There’s an interesting tidbit in David Ignatius’s Washington Post column today in which he tries to plumb the mind of Brig. Gen. Qassem Soleimani, commander of the Quds Force of Iran’s Revolutionary Guard, who, as Ignatius notes, “is responsible for Iran’s covert activities in Iraq, Lebanon, Afghanistan and other battlegrounds.” (For “covert activities,” read “terrorist activities.”) Writes Ignatius:
Soleimani is confident about Iran’s rising power in the region, according to an Arab official who met recently with him. He sees an America that is weakened by the war in Iraq but still potent. He has told visitors that U.S. and Iranian goals in Iraq are similar, despite the rhetoric of confrontation. But he has expressed no interest in direct, high-level talks. The Quds Force commander prefers to run out the clock on the Bush administration, hoping that the next administration will be more favorable to Iran’s interests.
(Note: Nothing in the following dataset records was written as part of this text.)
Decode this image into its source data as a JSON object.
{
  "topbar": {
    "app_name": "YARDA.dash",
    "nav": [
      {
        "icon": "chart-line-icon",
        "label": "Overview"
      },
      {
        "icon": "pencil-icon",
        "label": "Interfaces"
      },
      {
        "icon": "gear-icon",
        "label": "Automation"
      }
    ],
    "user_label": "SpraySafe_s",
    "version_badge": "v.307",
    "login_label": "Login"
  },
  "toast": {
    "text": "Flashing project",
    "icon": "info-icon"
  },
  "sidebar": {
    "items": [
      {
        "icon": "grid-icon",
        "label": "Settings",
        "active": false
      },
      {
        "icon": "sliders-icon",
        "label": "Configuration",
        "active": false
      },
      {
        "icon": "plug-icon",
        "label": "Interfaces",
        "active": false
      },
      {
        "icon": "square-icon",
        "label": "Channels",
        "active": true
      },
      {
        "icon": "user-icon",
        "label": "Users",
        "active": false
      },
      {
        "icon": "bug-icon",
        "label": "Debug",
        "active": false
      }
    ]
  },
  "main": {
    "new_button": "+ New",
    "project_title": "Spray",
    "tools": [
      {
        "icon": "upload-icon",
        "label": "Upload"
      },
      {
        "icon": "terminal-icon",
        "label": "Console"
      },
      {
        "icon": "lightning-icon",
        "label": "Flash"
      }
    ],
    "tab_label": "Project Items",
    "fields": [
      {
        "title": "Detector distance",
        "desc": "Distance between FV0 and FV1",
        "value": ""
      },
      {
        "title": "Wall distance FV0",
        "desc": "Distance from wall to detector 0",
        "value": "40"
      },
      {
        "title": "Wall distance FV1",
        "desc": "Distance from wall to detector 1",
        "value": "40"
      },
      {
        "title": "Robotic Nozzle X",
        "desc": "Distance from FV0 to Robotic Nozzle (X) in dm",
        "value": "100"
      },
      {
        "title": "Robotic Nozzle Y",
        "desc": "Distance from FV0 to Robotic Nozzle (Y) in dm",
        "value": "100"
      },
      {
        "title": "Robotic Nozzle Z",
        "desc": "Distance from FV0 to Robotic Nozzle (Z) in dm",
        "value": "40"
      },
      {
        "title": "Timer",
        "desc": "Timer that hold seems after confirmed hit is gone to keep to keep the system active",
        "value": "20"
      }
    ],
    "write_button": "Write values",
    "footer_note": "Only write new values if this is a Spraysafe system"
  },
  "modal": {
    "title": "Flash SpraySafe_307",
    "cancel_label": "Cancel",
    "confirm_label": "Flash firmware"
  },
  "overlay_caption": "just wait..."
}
I italicized the last line because it’s worth pondering its implication, which Ignatius doesn’t spell out. There is, of course, no earthly reason why the Quds Force commander could expect that a John McCain (whose campaign — full disclosure — I advise on foreign policy) would be more favorable to his interests. So the implication is that Iran’s top terrorist is hoping that Americans will elect Barack Obama this fall. If this is in fact the case, perhaps the Democratic nominee should ask himself what it is about his candidacy that one of our most dangerous enemies finds so encouraging. At the very least he should try to appear a little tougher so that the leaders of Iran don’t extend him a formal endorsement, the way that Hamas briefly did.